An involuntary smile appeared on my face. “I guess I did.”

Renee frowned. “If Jim wasn’t there, would you have … you know, would you have done that?”

I jerked my head back. “What are you getting at?”

Her body stiffened. “Nothing.” She stood up and went back to the sink to finish the dishes. “I’m not getting at anything. I just don’t want you to get hurt.”

I walked up behind her and put my arms around her. “Too late for that.”

“I guess.”

I told her about the call from Meg Donovan and the Travers Legacy deal. That seemed to excite her.

“They offered you
how
much?”

“You heard me. It’s a lot more than I make teaching here.”

“And what did you say?”

“Maybe.”

“Why didn’t you just take it?”

“I’m not sure I can explain it in a way that will make much sense to you.”
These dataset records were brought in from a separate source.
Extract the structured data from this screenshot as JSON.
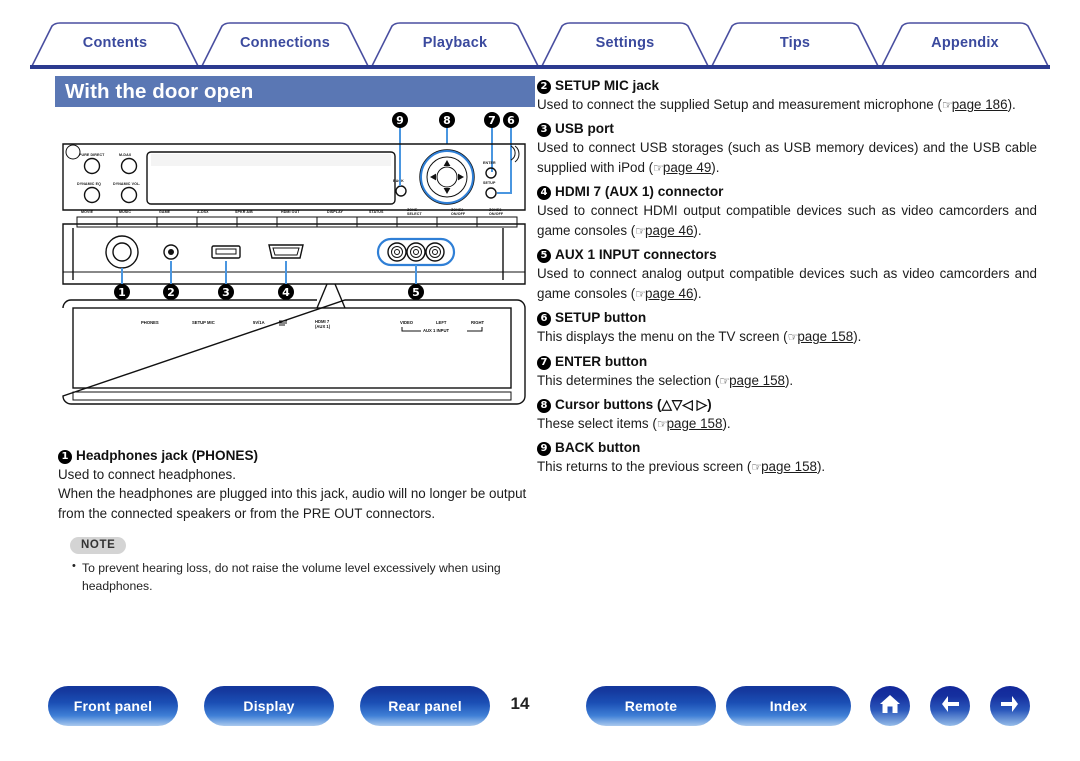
{
  "header": {
    "tabs": [
      {
        "label": "Contents"
      },
      {
        "label": "Connections"
      },
      {
        "label": "Playback"
      },
      {
        "label": "Settings"
      },
      {
        "label": "Tips"
      },
      {
        "label": "Appendix"
      }
    ],
    "accent_color": "#2b3a8f",
    "tab_text_color": "#3b4a9e"
  },
  "section": {
    "title": "With the door open",
    "title_bg": "#5a77b4",
    "title_color": "#ffffff"
  },
  "figure": {
    "name": "front-panel-with-door-open-diagram",
    "knob_labels": [
      "PURE DIRECT",
      "M-DAX",
      "DYNAMIC EQ",
      "DYNAMIC VOL."
    ],
    "button_labels": [
      "MOVIE",
      "MUSIC",
      "GAME",
      "A-DSX",
      "SPKR A/B",
      "HDMI OUT",
      "DISPLAY",
      "STATUS",
      "ZONE SELECT",
      "ZONE2 ON/OFF",
      "ZONE3 ON/OFF"
    ],
    "cursor_area_labels": [
      "BACK",
      "ENTER",
      "SETUP"
    ],
    "jack_labels": [
      "PHONES",
      "SETUP MIC",
      "5V/1A",
      "HDMI 7",
      "(AUX 1)",
      "VIDEO",
      "LEFT",
      "RIGHT",
      "AUX 1 INPUT"
    ],
    "callouts_top": [
      "9",
      "8",
      "7",
      "6"
    ],
    "callouts_bottom": [
      "1",
      "2",
      "3",
      "4",
      "5"
    ]
  },
  "left_items": [
    {
      "num": "1",
      "title": "Headphones jack (PHONES)",
      "lines": [
        "Used to connect headphones.",
        "When the headphones are plugged into this jack, audio will no longer be output from the connected speakers or from the PRE OUT connectors."
      ]
    }
  ],
  "note": {
    "badge": "NOTE",
    "items": [
      "To prevent hearing loss, do not raise the volume level excessively when using headphones."
    ]
  },
  "right_items": [
    {
      "num": "2",
      "title": "SETUP MIC jack",
      "body_before": "Used to connect the supplied Setup and measurement microphone (",
      "link": "page 186",
      "body_after": ")."
    },
    {
      "num": "3",
      "title": "USB port",
      "body_before": "Used to connect USB storages (such as USB memory devices) and the USB cable supplied with iPod (",
      "link": "page 49",
      "body_after": ")."
    },
    {
      "num": "4",
      "title": "HDMI 7 (AUX 1) connector",
      "body_before": "Used to connect HDMI output compatible devices such as video camcorders  and game consoles (",
      "link": "page 46",
      "body_after": ")."
    },
    {
      "num": "5",
      "title": "AUX 1 INPUT connectors",
      "body_before": "Used to connect analog output compatible devices such as video camcorders  and game consoles (",
      "link": "page 46",
      "body_after": ")."
    },
    {
      "num": "6",
      "title": "SETUP button",
      "body_before": "This displays the menu on the TV screen (",
      "link": "page 158",
      "body_after": ")."
    },
    {
      "num": "7",
      "title": "ENTER button",
      "body_before": "This determines the selection (",
      "link": "page 158",
      "body_after": ")."
    },
    {
      "num": "8",
      "title": "Cursor buttons (△▽◁ ▷)",
      "body_before": "These select items (",
      "link": "page 158",
      "body_after": ")."
    },
    {
      "num": "9",
      "title": "BACK button",
      "body_before": "This returns to the previous screen (",
      "link": "page 158",
      "body_after": ")."
    }
  ],
  "footer": {
    "page_number": "14",
    "buttons": [
      {
        "label": "Front panel"
      },
      {
        "label": "Display"
      },
      {
        "label": "Rear panel"
      },
      {
        "label": "Remote"
      },
      {
        "label": "Index"
      }
    ],
    "icons": [
      {
        "name": "home-icon"
      },
      {
        "name": "arrow-left-icon"
      },
      {
        "name": "arrow-right-icon"
      }
    ],
    "button_color": "#15399e"
  }
}
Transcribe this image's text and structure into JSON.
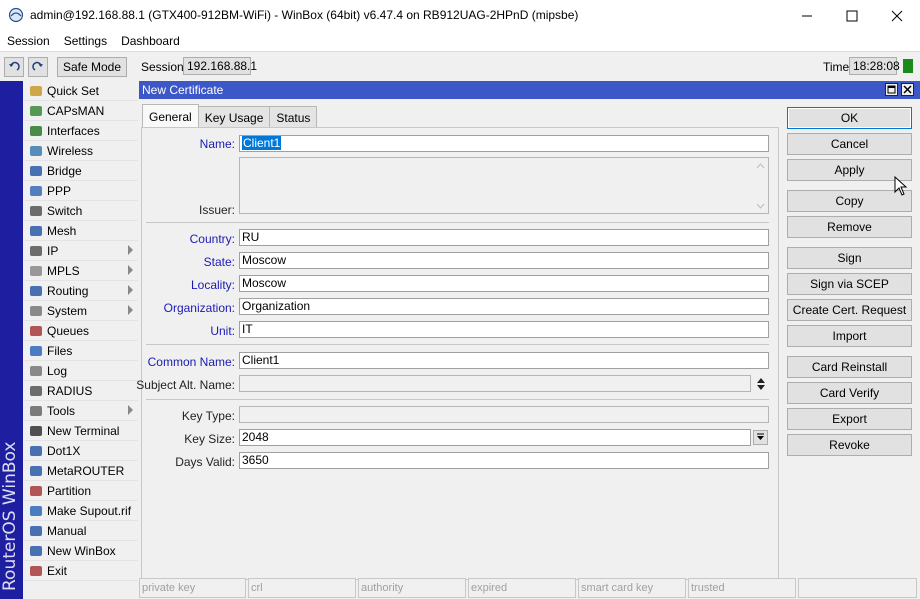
{
  "window": {
    "title": "admin@192.168.88.1 (GTX400-912BM-WiFi) - WinBox (64bit) v6.47.4 on RB912UAG-2HPnD (mipsbe)"
  },
  "menubar": [
    "Session",
    "Settings",
    "Dashboard"
  ],
  "toolbar": {
    "safe_mode": "Safe Mode",
    "session_label": "Session:",
    "session_value": "192.168.88.1",
    "time_label": "Time:",
    "time_value": "18:28:08"
  },
  "brand": "RouterOS WinBox",
  "sidebar": {
    "items": [
      {
        "label": "Quick Set",
        "icon": "quick-set-icon",
        "submenu": false
      },
      {
        "label": "CAPsMAN",
        "icon": "capsman-icon",
        "submenu": false
      },
      {
        "label": "Interfaces",
        "icon": "interfaces-icon",
        "submenu": false
      },
      {
        "label": "Wireless",
        "icon": "wireless-icon",
        "submenu": false
      },
      {
        "label": "Bridge",
        "icon": "bridge-icon",
        "submenu": false
      },
      {
        "label": "PPP",
        "icon": "ppp-icon",
        "submenu": false
      },
      {
        "label": "Switch",
        "icon": "switch-icon",
        "submenu": false
      },
      {
        "label": "Mesh",
        "icon": "mesh-icon",
        "submenu": false
      },
      {
        "label": "IP",
        "icon": "ip-icon",
        "submenu": true
      },
      {
        "label": "MPLS",
        "icon": "mpls-icon",
        "submenu": true
      },
      {
        "label": "Routing",
        "icon": "routing-icon",
        "submenu": true
      },
      {
        "label": "System",
        "icon": "system-icon",
        "submenu": true
      },
      {
        "label": "Queues",
        "icon": "queues-icon",
        "submenu": false
      },
      {
        "label": "Files",
        "icon": "files-icon",
        "submenu": false
      },
      {
        "label": "Log",
        "icon": "log-icon",
        "submenu": false
      },
      {
        "label": "RADIUS",
        "icon": "radius-icon",
        "submenu": false
      },
      {
        "label": "Tools",
        "icon": "tools-icon",
        "submenu": true
      },
      {
        "label": "New Terminal",
        "icon": "terminal-icon",
        "submenu": false
      },
      {
        "label": "Dot1X",
        "icon": "dot1x-icon",
        "submenu": false
      },
      {
        "label": "MetaROUTER",
        "icon": "metarouter-icon",
        "submenu": false
      },
      {
        "label": "Partition",
        "icon": "partition-icon",
        "submenu": false
      },
      {
        "label": "Make Supout.rif",
        "icon": "supout-icon",
        "submenu": false
      },
      {
        "label": "Manual",
        "icon": "manual-icon",
        "submenu": false
      },
      {
        "label": "New WinBox",
        "icon": "new-winbox-icon",
        "submenu": false
      },
      {
        "label": "Exit",
        "icon": "exit-icon",
        "submenu": false
      }
    ]
  },
  "dialog": {
    "title": "New Certificate",
    "tabs": [
      "General",
      "Key Usage",
      "Status"
    ],
    "fields": {
      "name": {
        "label": "Name:",
        "value": "Client1"
      },
      "issuer": {
        "label": "Issuer:",
        "value": ""
      },
      "country": {
        "label": "Country:",
        "value": "RU"
      },
      "state": {
        "label": "State:",
        "value": "Moscow"
      },
      "locality": {
        "label": "Locality:",
        "value": "Moscow"
      },
      "organization": {
        "label": "Organization:",
        "value": "Organization"
      },
      "unit": {
        "label": "Unit:",
        "value": "IT"
      },
      "common_name": {
        "label": "Common Name:",
        "value": "Client1"
      },
      "subject_alt_name": {
        "label": "Subject Alt. Name:",
        "value": ""
      },
      "key_type": {
        "label": "Key Type:",
        "value": ""
      },
      "key_size": {
        "label": "Key Size:",
        "value": "2048"
      },
      "days_valid": {
        "label": "Days Valid:",
        "value": "3650"
      }
    },
    "buttons": [
      "OK",
      "Cancel",
      "Apply",
      "Copy",
      "Remove",
      "Sign",
      "Sign via SCEP",
      "Create Cert. Request",
      "Import",
      "Card Reinstall",
      "Card Verify",
      "Export",
      "Revoke"
    ],
    "status": [
      "private key",
      "crl",
      "authority",
      "expired",
      "smart card key",
      "trusted"
    ]
  },
  "colors": {
    "brand_bar": "#1e1ea0",
    "dialog_header": "#3c57c8",
    "field_label": "#1b1bb4",
    "status_indicator": "#1a8a1a"
  }
}
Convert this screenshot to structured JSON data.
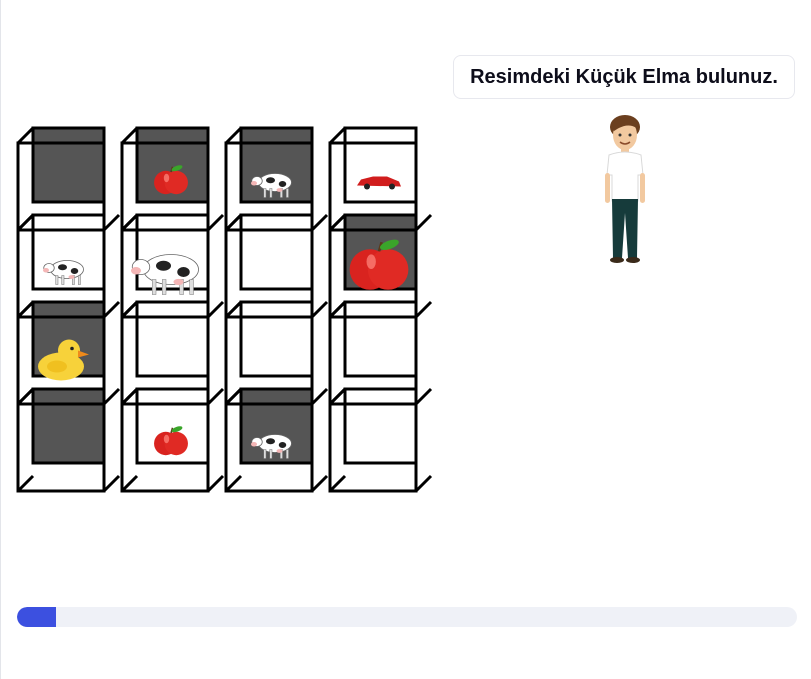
{
  "instruction": {
    "text": "Resimdeki Küçük Elma bulunuz."
  },
  "colors": {
    "accent": "#3c50e0",
    "track": "#eff1f7",
    "dark_cell": "#555555"
  },
  "progress": {
    "fraction": 0.05
  },
  "grid": {
    "rows": [
      [
        {
          "shade": "dark",
          "item": "none",
          "size": "none"
        },
        {
          "shade": "dark",
          "item": "apple",
          "size": "small"
        },
        {
          "shade": "dark",
          "item": "cow",
          "size": "small"
        },
        {
          "shade": "light",
          "item": "car",
          "size": "small"
        }
      ],
      [
        {
          "shade": "light",
          "item": "cow",
          "size": "small"
        },
        {
          "shade": "light",
          "item": "cow",
          "size": "large"
        },
        {
          "shade": "light",
          "item": "none",
          "size": "none"
        },
        {
          "shade": "dark",
          "item": "apple",
          "size": "large"
        }
      ],
      [
        {
          "shade": "dark",
          "item": "duck",
          "size": "large"
        },
        {
          "shade": "light",
          "item": "none",
          "size": "none"
        },
        {
          "shade": "light",
          "item": "none",
          "size": "none"
        },
        {
          "shade": "light",
          "item": "none",
          "size": "none"
        }
      ],
      [
        {
          "shade": "dark",
          "item": "none",
          "size": "none"
        },
        {
          "shade": "light",
          "item": "apple",
          "size": "small"
        },
        {
          "shade": "dark",
          "item": "cow",
          "size": "small"
        },
        {
          "shade": "light",
          "item": "none",
          "size": "none"
        }
      ]
    ]
  },
  "icons": {
    "avatar": "standing-boy-avatar-icon"
  }
}
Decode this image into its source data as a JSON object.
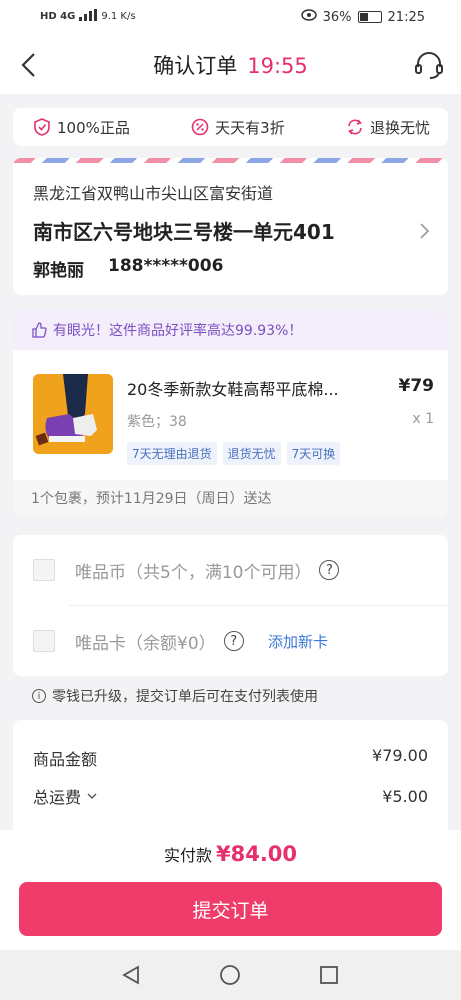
{
  "status_bar": {
    "network": "HD 4G",
    "speed": "9.1 K/s",
    "battery": "36%",
    "time": "21:25"
  },
  "header": {
    "title": "确认订单",
    "timer": "19:55"
  },
  "guarantees": [
    {
      "icon": "shield-icon",
      "label": "100%正品"
    },
    {
      "icon": "discount-icon",
      "label": "天天有3折"
    },
    {
      "icon": "exchange-icon",
      "label": "退换无忧"
    }
  ],
  "address": {
    "line1": "黑龙江省双鸭山市尖山区富安街道",
    "line2": "南市区六号地块三号楼一单元401",
    "name": "郭艳丽",
    "phone": "188*****006"
  },
  "goods": {
    "praise": "有眼光！这件商品好评率高达99.93%！",
    "name": "20冬季新款女鞋高帮平底棉...",
    "price": "¥79",
    "spec": "紫色；38",
    "qty": "x 1",
    "tags": [
      "7天无理由退货",
      "退货无忧",
      "7天可换"
    ],
    "delivery": "1个包裹，预计11月29日（周日）送达"
  },
  "vip": {
    "coin_label": "唯品币（共5个，满10个可用）",
    "card_label": "唯品卡（余额¥0）",
    "add_card": "添加新卡"
  },
  "notice": "零钱已升级，提交订单后可在支付列表使用",
  "summary": {
    "goods_amount_label": "商品金额",
    "goods_amount": "¥79.00",
    "shipping_label": "总运费",
    "shipping": "¥5.00"
  },
  "footer": {
    "pay_label": "实付款",
    "pay_amount": "¥84.00",
    "submit": "提交订单"
  },
  "colors": {
    "accent": "#e5306b",
    "button": "#ef3c6a",
    "link": "#3b78d8"
  }
}
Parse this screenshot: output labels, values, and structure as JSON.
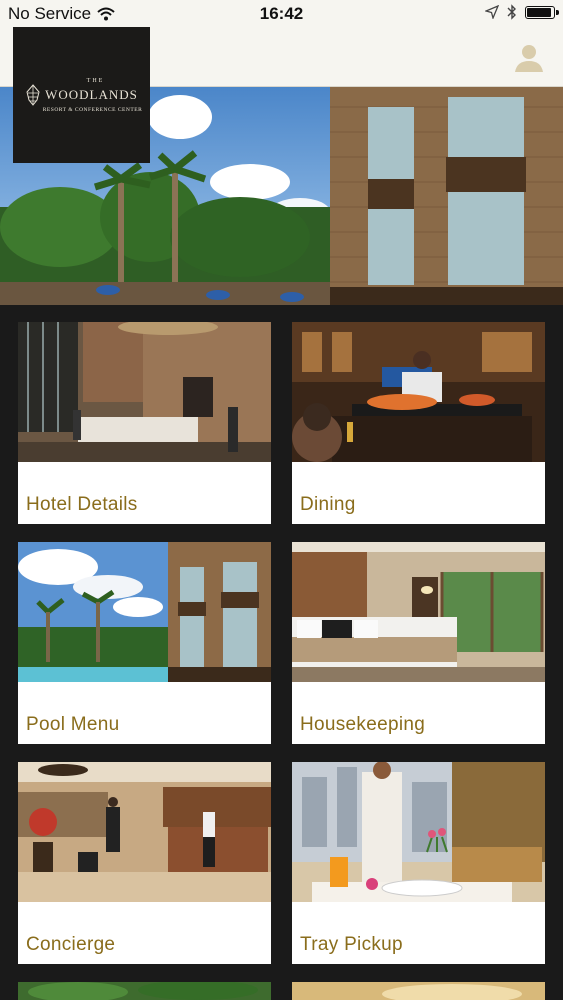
{
  "status_bar": {
    "carrier": "No Service",
    "time": "16:42",
    "battery_level": 0.85
  },
  "brand": {
    "logo_the": "THE",
    "logo_name": "WOODLANDS",
    "logo_sub": "RESORT & CONFERENCE CENTER"
  },
  "header": {
    "profile_icon": "user-icon"
  },
  "colors": {
    "label": "#8a6d1c",
    "background": "#1a1a1a",
    "header": "#f6f5f0"
  },
  "tiles": [
    {
      "label": "Hotel Details",
      "icon": "lobby-photo"
    },
    {
      "label": "Dining",
      "icon": "dining-photo"
    },
    {
      "label": "Pool Menu",
      "icon": "pool-photo"
    },
    {
      "label": "Housekeeping",
      "icon": "bedroom-photo"
    },
    {
      "label": "Concierge",
      "icon": "reception-photo"
    },
    {
      "label": "Tray Pickup",
      "icon": "room-service-photo"
    }
  ]
}
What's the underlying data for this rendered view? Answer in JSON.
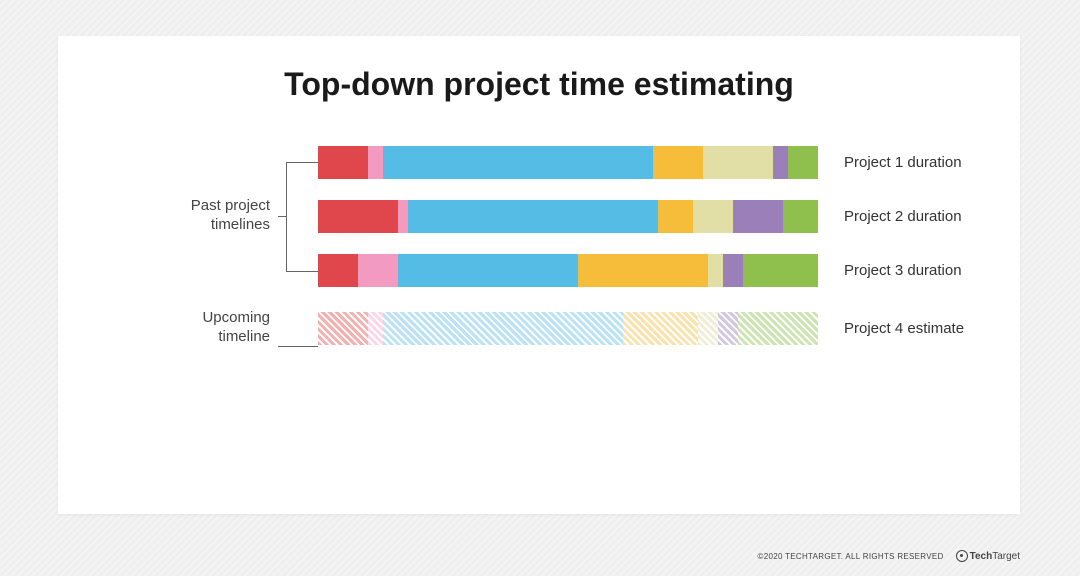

Renee actually slammed the dishes in the sink and pulled out of my grasp. “I’m young, not stupid.”

“I’m sorry. That’s not what I meant. The thing is I’m not sure I can explain it to myself in a way that makes any real sense.”

“Try.”

“It’s not that I don’t want the money. I do. It’s that all the other people included in this deal, they’re still writing. Go into any book store, go on Amazon and you’ll find their books. Mine are so long out of print you can’t even find them on the discount racks. My agent got me included in the deal because Frank Vuchovich got himself killed.”

She turned to me, brushed the back of her hand across my cheek. “But it’s still your work, Ken. What does it matter why someone buys it or reads it as long as they read it?”

I winked. “Spoken like an agent. You could have a bright future in the business.”

“Brixtonians don’t have futures.”

Christ, what do you say to that?

She saw the question in my eyes and rescued me. “You didn’t answer me. Why does it matter to you why they included your books in the deal?”

“Because in New York, I’m still a joke. No, I’m not even a joke. I’m a punch line to a bad joke.”

“You’re not a joke to me,” she said in that earnest way only the young can and not sound ridiculous. The St. Pauli Girl rested her head on my shoulder. “You’re here, not there. I can’t hear them laughing.”

“I can. I couldn’t before Meg called, but I can now.”

“Listen, Ken … you should take the money and get as far away from here as fast as you can.”